A crucial question in respect to the proposal is whether the European railways still offer an adequate train service for adolescents to travel smoothly through Europe. When I read a historical novel about Europe from decades or even a century ago, or talk with somewhat older adults about their student days, I am amazed about how smoothly the train used to bring people between cities like Madrid, Brussels, Berlin, Vienna, or Budapest. Night trains play a fundamental role in this:  they allow not losing any working days or holidays because of long journeys. A fabulous network of night trains in fact ensured a connected Europe. Over the past few years a lot of night trains have disappeared, and this process is accelerating all the time. The night train from Prague was completely full last week. Unfortunately this night line disappears in December. Indeed, Deutsche Bahn has stopped all night trains; luckily the Austrian railway company will take over a few lines.

Why does this happen? Cheap flights play a role of course, due to the fact that the European Union does not succeed in taxing kerosene, and allows regional governments to subsidise local airports. But that is not the entire story. Many people continue to prefer taking the train for various reasons, be they ecological, medical, or out of fear of flying. Their total number should not be underestimated; last year at Deutsche Bahn, more than a million people took a night train. And as said before, within the context of climate policy, we need a shift from car and airplane to efficient and eco-friendly train connections.

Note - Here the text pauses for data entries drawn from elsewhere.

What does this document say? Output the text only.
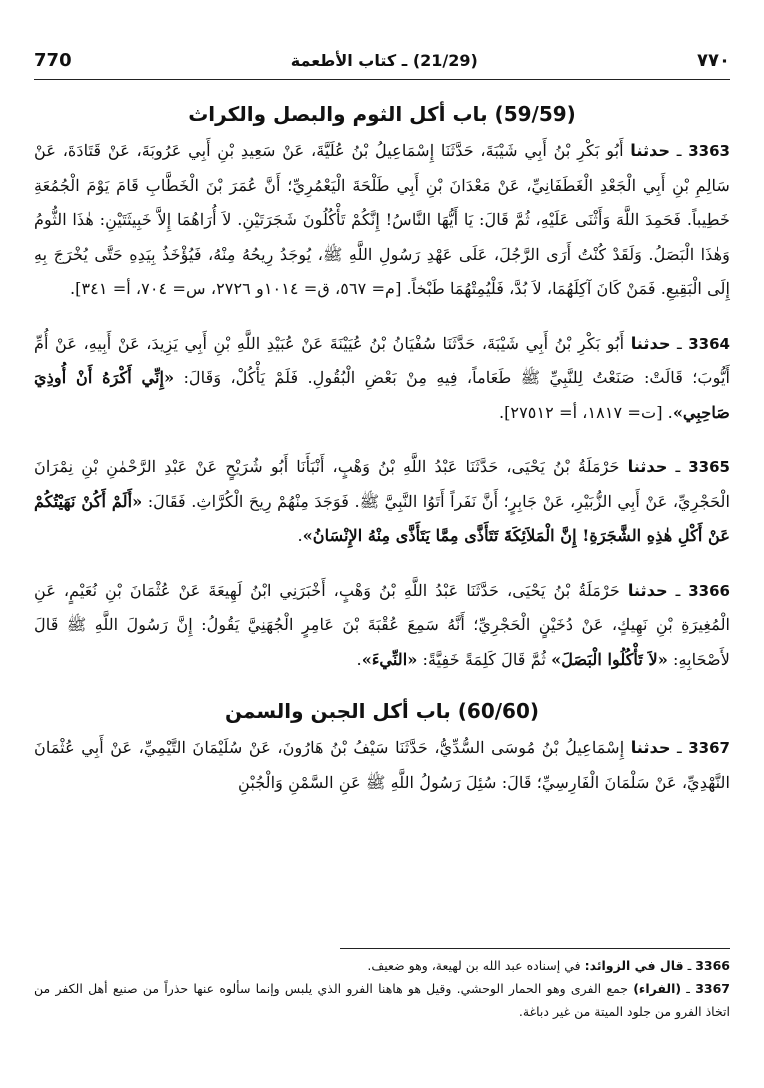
٧٧٠
(21/29) ـ كتاب الأطعمة
770
(59/59) باب أكل الثوم والبصل والكراث

3363 ـ حدثنا أَبُو بَكْرِ بْنُ أَبِي شَيْبَةَ، حَدَّثَنَا إِسْمَاعِيلُ بْنُ عُلَيَّةَ، عَنْ سَعِيدِ بْنِ أَبِي عَرُوبَةَ، عَنْ قَتَادَةَ، عَنْ سَالِمِ بْنِ أَبِي الْجَعْدِ الْغَطَفَانِيِّ، عَنْ مَعْدَانَ بْنِ أَبِي طَلْحَةَ الْيَعْمُرِيِّ؛ أَنَّ عُمَرَ بْنَ الْخَطَّابِ قَامَ يَوْمَ الْجُمُعَةِ خَطِيباً. فَحَمِدَ اللَّهَ وَأَثْنَى عَلَيْهِ، ثُمَّ قَالَ: يَا أَيُّهَا النَّاسُ! إِنَّكُمْ تَأْكُلُونَ شَجَرَتَيْنِ. لاَ أُرَاهُمَا إِلاَّ خَبِيثَتَيْنِ: هٰذَا الثُّومُ وَهٰذَا الْبَصَلُ. وَلَقَدْ كُنْتُ أَرَى الرَّجُلَ، عَلَى عَهْدِ رَسُولِ اللَّهِ ﷺ، يُوجَدُ رِيحُهُ مِنْهُ، فَيُؤْخَذُ بِيَدِهِ حَتَّى يُخْرَجَ بِهِ إِلَى الْبَقِيعِ. فَمَنْ كَانَ آكِلَهُمَا، لاَ بُدَّ، فَلْيُمِتْهُمَا طَبْخاً. [م= ٥٦٧، ق= ١٠١٤و ٢٧٢٦، س= ٧٠٤، أ= ٣٤١].

3364 ـ حدثنا أَبُو بَكْرِ بْنُ أَبِي شَيْبَةَ، حَدَّثَنَا سُفْيَانُ بْنُ عُيَيْنَةَ عَنْ عُبَيْدِ اللَّهِ بْنِ أَبِي يَزِيدَ، عَنْ أَبِيهِ، عَنْ أُمِّ أَيُّوبَ؛ قَالَتْ: صَنَعْتُ لِلنَّبِيِّ ﷺ طَعَاماً، فِيهِ مِنْ بَعْضِ الْبُقُولِ. فَلَمْ يَأْكُلْ، وَقَالَ: «إِنِّي أَكْرَهُ أَنْ أُوذِيَ صَاحِبِي». [ت= ١٨١٧، أ= ٢٧٥١٢].

3365 ـ حدثنا حَرْمَلَةُ بْنُ يَحْيَى، حَدَّثَنَا عَبْدُ اللَّهِ بْنُ وَهْبٍ، أَنْبَأَنَا أَبُو شُرَيْحٍ عَنْ عَبْدِ الرَّحْمٰنِ بْنِ نِمْرَانَ الْحَجْرِيِّ، عَنْ أَبِي الزُّبَيْرِ، عَنْ جَابِرٍ؛ أَنَّ نَفَراً أَتَوُا النَّبِيَّ ﷺ. فَوَجَدَ مِنْهُمْ رِيحَ الْكُرَّاثِ. فَقَالَ: «أَلَمْ أَكُنْ نَهَيْتُكُمْ عَنْ أَكْلِ هٰذِهِ الشَّجَرَةِ! إِنَّ الْمَلاَئِكَةَ تَتَأَذَّى مِمَّا يَتَأَذَّى مِنْهُ الإِنْسَانُ».

3366 ـ حدثنا حَرْمَلَةُ بْنُ يَحْيَى، حَدَّثَنَا عَبْدُ اللَّهِ بْنُ وَهْبٍ، أَخْبَرَنِي ابْنُ لَهِيعَةَ عَنْ عُثْمَانَ بْنِ نُعَيْمٍ، عَنِ الْمُغِيرَةِ بْنِ نَهِيكٍ، عَنْ دُخَيْنٍ الْحَجْرِيِّ؛ أَنَّهُ سَمِعَ عُقْبَةَ بْنَ عَامِرٍ الْجُهَنِيَّ يَقُولُ: إِنَّ رَسُولَ اللَّهِ ﷺ قَالَ لأَصْحَابِهِ: «لاَ تَأْكُلُوا الْبَصَلَ» ثُمَّ قَالَ كَلِمَةً خَفِيَّةً: «النِّيءَ».

(60/60) باب أكل الجبن والسمن

3367 ـ حدثنا إِسْمَاعِيلُ بْنُ مُوسَى السُّدِّيُّ، حَدَّثَنَا سَيْفُ بْنُ هَارُونَ، عَنْ سُلَيْمَانَ التَّيْمِيِّ، عَنْ أَبِي عُثْمَانَ النَّهْدِيِّ، عَنْ سَلْمَانَ الْفَارِسِيِّ؛ قَالَ: سُئِلَ رَسُولُ اللَّهِ ﷺ عَنِ السَّمْنِ وَالْجُبْنِ

3366 ـ قال في الزوائد: في إسناده عبد الله بن لهيعة، وهو ضعيف.
3367 ـ (الفراء) جمع الفرى وهو الحمار الوحشي. وقيل هو هاهنا الفرو الذي يلبس وإنما سألوه عنها حذراً من صنيع أهل الكفر من اتخاذ الفرو من جلود الميتة من غير دباغة.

The advent of the high-speed trains definitely redrew the rail-scape. In the old days, you would, for instance, take a night train to Avignon or Berlin; today this is possible within a reasonable time-frame during the daytime. However, high-speed trains do not take you everywhere, nor do they provide an answer to longer distances like travelling from Brussels to Madrid or Budapest. Night trains remain an indispensable part of travelling through Europe by train. You would thus expect that the European Commission, in accordance with their promotion of the Interrail pass, would encourage night trains. Unfortunately the situation is quite the opposite. As we know, the European Commission has been a great advocate of liberalisation and introducing more market mechanisms in the railway sector. And it is precisely this policy that leads to the loss of night trains, as they disappear one by one. This is due to at least two reasons. European policy states that governments can only support domestic transportation. This means that a lot of international trains, also day trains by the way, have disappeared. The second reason is the compulsory separation of the organisation that manages the infrastructure and the one that manages the actual trains. In other words, night trains also have to pay for using the tracks in each country they pass through, which increases the costs and the administrative burden. In Belgium this resulted in night trains disappearing completely; in other countries we observe the same negative phenomenon. It is rather ironic that train tracks are used less and less at night for passenger traffic because of the so-called efficiency of market mechanisms.

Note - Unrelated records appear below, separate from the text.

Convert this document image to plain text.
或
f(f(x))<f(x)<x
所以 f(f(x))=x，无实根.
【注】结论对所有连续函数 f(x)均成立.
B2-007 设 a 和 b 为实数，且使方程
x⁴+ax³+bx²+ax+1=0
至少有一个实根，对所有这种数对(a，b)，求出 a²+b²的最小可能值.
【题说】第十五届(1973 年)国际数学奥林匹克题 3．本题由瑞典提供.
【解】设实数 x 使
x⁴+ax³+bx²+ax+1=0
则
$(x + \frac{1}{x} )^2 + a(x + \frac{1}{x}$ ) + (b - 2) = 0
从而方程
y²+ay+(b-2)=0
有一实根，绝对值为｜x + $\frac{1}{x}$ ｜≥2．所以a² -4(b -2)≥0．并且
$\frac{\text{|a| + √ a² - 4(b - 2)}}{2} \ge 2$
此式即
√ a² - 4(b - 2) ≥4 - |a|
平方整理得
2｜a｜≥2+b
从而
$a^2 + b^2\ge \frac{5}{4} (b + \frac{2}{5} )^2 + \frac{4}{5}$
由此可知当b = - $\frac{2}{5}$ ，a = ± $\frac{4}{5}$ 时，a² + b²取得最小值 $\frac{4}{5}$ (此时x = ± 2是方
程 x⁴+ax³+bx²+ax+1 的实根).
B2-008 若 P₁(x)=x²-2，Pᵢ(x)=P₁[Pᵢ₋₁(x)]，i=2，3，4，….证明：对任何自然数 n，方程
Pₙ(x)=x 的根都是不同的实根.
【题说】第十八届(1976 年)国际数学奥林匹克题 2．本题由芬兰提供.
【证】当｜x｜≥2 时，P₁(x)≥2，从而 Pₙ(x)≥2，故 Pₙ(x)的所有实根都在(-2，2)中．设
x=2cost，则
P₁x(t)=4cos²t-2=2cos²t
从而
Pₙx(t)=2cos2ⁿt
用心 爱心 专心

This should make us think: do we leave it up to the market to decide what services we can enjoy as citizens? Or do we, in fact, find it important – out of societal objectives like climate policy – that the government invests in services that cannot be self-sufficient? We do not have to look very far for examples of the latter: no domestic public transport company breaks even. Otherwise there would only be trains, trams, and buses between large cities during rush hour. That is also the trap of liberalisation: private companies run off with the most attractive transport lines and the government has to bear the rest (without the revenue from those lucrative lines).

This analysis brings us to the ironic, if not cynical situation that, precisely in the year when the European Commission supports a proposal for adolescents to discover Europe by train, many of the remaining night trains will disappear. Maybe the European Commissioners should spend their Christmas holidays with a Railpass – they might acquire a taste for the charm and ease of the night train, and decide to draft a forward-looking policy for our railroad system. Otherwise the current refreshing proposal risks being a superfluous measure.